Unlike most of the others on this list, Marco Pantani’s renown doesn’t come from repeated success at the Tour de France. In fact, Il Pirata only won the yellow jersey once, in 1998 (after a pair of third-place finishes in 1994 and 1997). However, that year, he doubled up, winning his home race, the Giro d’Italia. Much of Marco Pantani’s legacy is couched in legend and lore, owing in large part to his elusiveness while racing and untimely death at just thirty-four years old.

The Modern Era

Lance Armstrong – 1999, 2000, 2001, 2002, 2003, 2004, 2005 (all vacated)

Lance Armstrong had all seven of his Tour de France titles stripped and received a lifetime ban from all sports that follow the World Anti-Doping Code.

Alberto Contador – 2007, 2009

Alberto Contador is one of just seven riders to have won all three Grand Tours more than once. He’s also a four-time winner of the Vélo d’Or, the only person to win the award for the year’s best rider four times. He was the first man in the twenty-first century not named Lance Armstrong to win the Tour de France. However, after being implicated in a doping scandal (he was later cleared), Contador didn’t even have a pro contract going into the 2007 season. He went on to win that race by just twenty-three seconds over Cadel Evans (who would go on to win the Tour in 2011). Two years later, he notched his second Tour victory, beating Andy Schleck by just over four minutes.

Image via Shutterstock

Bradley Wiggins – 2012

Like Marco Pantani, Bradley Wiggins has just one Tour de France victory. That win came in 2012 after the British track champion fully committed to road racing. Wiggo won over many European fans after a fan threw carpet tacks onto the course during stage 14. Unaffected, Wiggins commanded the peloton to slow down and wait for his competitors—namely Cadel Evans, who suffered a puncture—to catch up. Since his 2012 victory, Wiggins has remained in the spotlight as a pundit, a rower, a published author, and lately, an advocate for mental health awareness.

The Contemporary Era


Chris Froome – 2013, 2015, 2016, 2017

After displaying strong form as a super domestique during the 2012 season, riding in support of Bradley Wiggins, Froome entered 2013 with massive expectations. He took on the leader’s role in some early-season races and headed into the Tour de France as the heavy favourite, fulfilling bets with a four-plus-minute win over Nairo Quintana. The following year, he crashed out of the race on stage 5. However, Froome returned with a 2015 victory, the first in three consecutive Tour de France wins.

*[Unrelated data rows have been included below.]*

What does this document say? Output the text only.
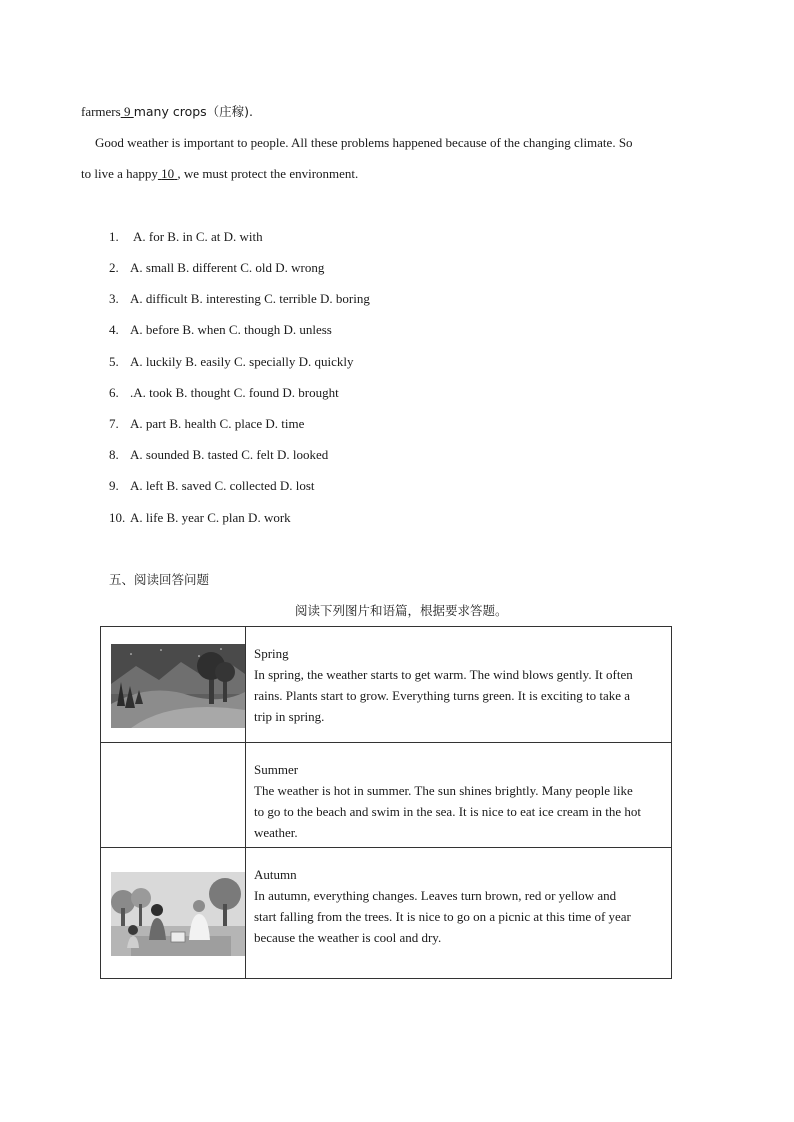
farmers 9 many crops（庄稼).
Good weather is important to people. All these problems happened because of the changing climate. So
to live a happy 10 , we must protect the environment.
1. A. for B. in C. at D. with
2. A. small B. different C. old D. wrong
3. A. difficult B. interesting C. terrible D. boring
4. A. before B. when C. though D. unless
5. A. luckily B. easily C. specially D. quickly
6. .A. took B. thought C. found D. brought
7. A. part B. health C. place D. time
8. A. sounded B. tasted C. felt D. looked
9. A. left B. saved C. collected D. lost
10. A. life B. year C. plan D. work
五、阅读回答问题
阅读下列图片和语篇，根据要求答题。

Spring
In spring, the weather starts to get warm. The wind blows gently. It often
rains. Plants start to grow. Everything turns green. It is exciting to take a
trip in spring.

	Summer
The weather is hot in summer. The sun shines brightly. Many people like
to go to the beach and swim in the sea. It is nice to eat ice cream in the hot
weather.

Autumn
In autumn, everything changes. Leaves turn brown, red or yellow and
start falling from the trees. It is nice to go on a picnic at this time of year
because the weather is cool and dry.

Tadej Pogačar – 2020, 2021

In his short career, Tadej Pogačar has won just about everything there is to win. And he’s often done as much with aplomb and style, with many experts saying his versatility, pure strength, and insatiable will win make Pogačar the closest thing we’ve seen to Eddy Merckx since the real thing. His first Tour de France victory came in 2020 after he snatched the win from fellow Slovenian Primož Roglič. It was there that he won on the race’s penultimate stage, going from fifty seconds down on Roglič to one minute up in the span of one final climb. The following year, he defended with relative ease, beating then-newcomer Jonas Vingegaard by more than five minutes.

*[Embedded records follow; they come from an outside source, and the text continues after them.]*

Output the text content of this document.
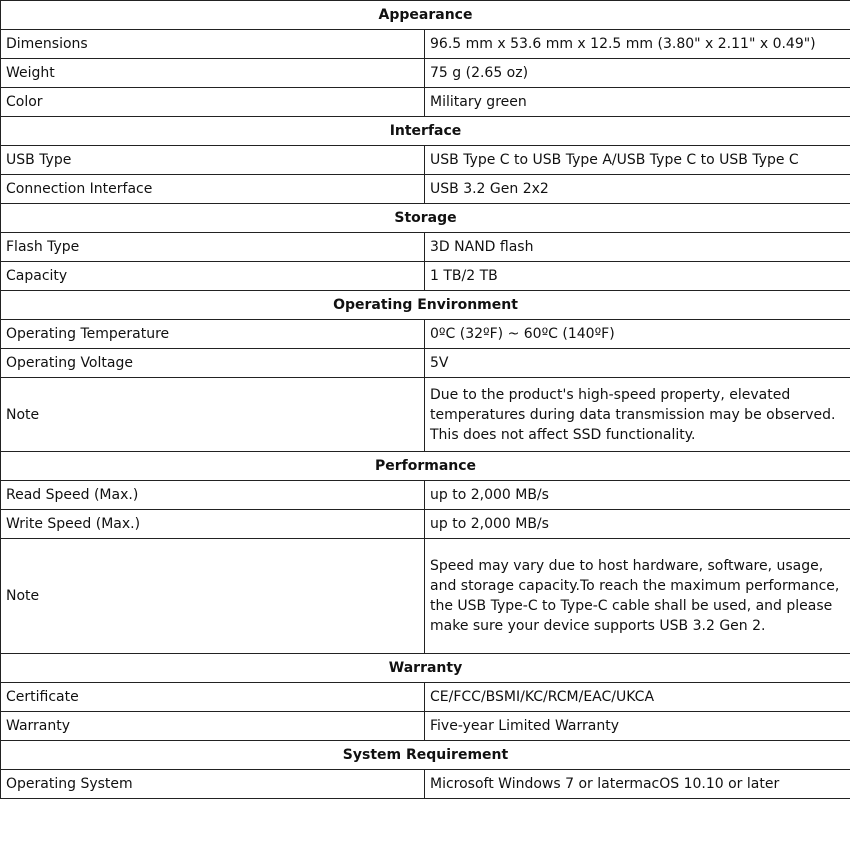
Appearance	
Dimensions	96.5 mm x 53.6 mm x 12.5 mm (3.80" x 2.11" x 0.49")
Weight	75 g (2.65 oz)
Color	Military green
Interface	
USB Type	USB Type C to USB Type A/USB Type C to USB Type C
Connection Interface	USB 3.2 Gen 2x2
Storage	
Flash Type	3D NAND flash
Capacity	1 TB/2 TB
Operating Environment	
Operating Temperature	0ºC (32ºF) ~ 60ºC (140ºF)
Operating Voltage	5V
Note	Due to the product's high-speed property, elevated temperatures during data transmission may be observed. This does not affect SSD functionality.
Performance	
Read Speed (Max.)	up to 2,000 MB/s
Write Speed (Max.)	up to 2,000 MB/s
Note	Speed may vary due to host hardware, software, usage, and storage capacity.To reach the maximum performance, the USB Type-C to Type-C cable shall be used, and please make sure your device supports USB 3.2 Gen 2.
Warranty	
Certificate	CE/FCC/BSMI/KC/RCM/EAC/UKCA
Warranty	Five-year Limited Warranty
System Requirement	
Operating System	Microsoft Windows 7 or latermacOS 10.10 or later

Jonas Vingegaard – 2022, 2023

Jonas Vingegaard’s backstory is already the stuff of legend. While working in a Danish fish factory, he was discovered after posting a ride to Strava. Within a few years, he won his first Tour de France, beating the seemingly invincible Tadej Pogačar. The following year, he went head-to-head with Tadej, winning his second-straight Tour on the back of one of the greatest time trials in the history of the Tour (and arguably ever). He then put the final nail into the coffin by doing what was then unthinkable: cracking Tadej Pogačar up a brutal climb.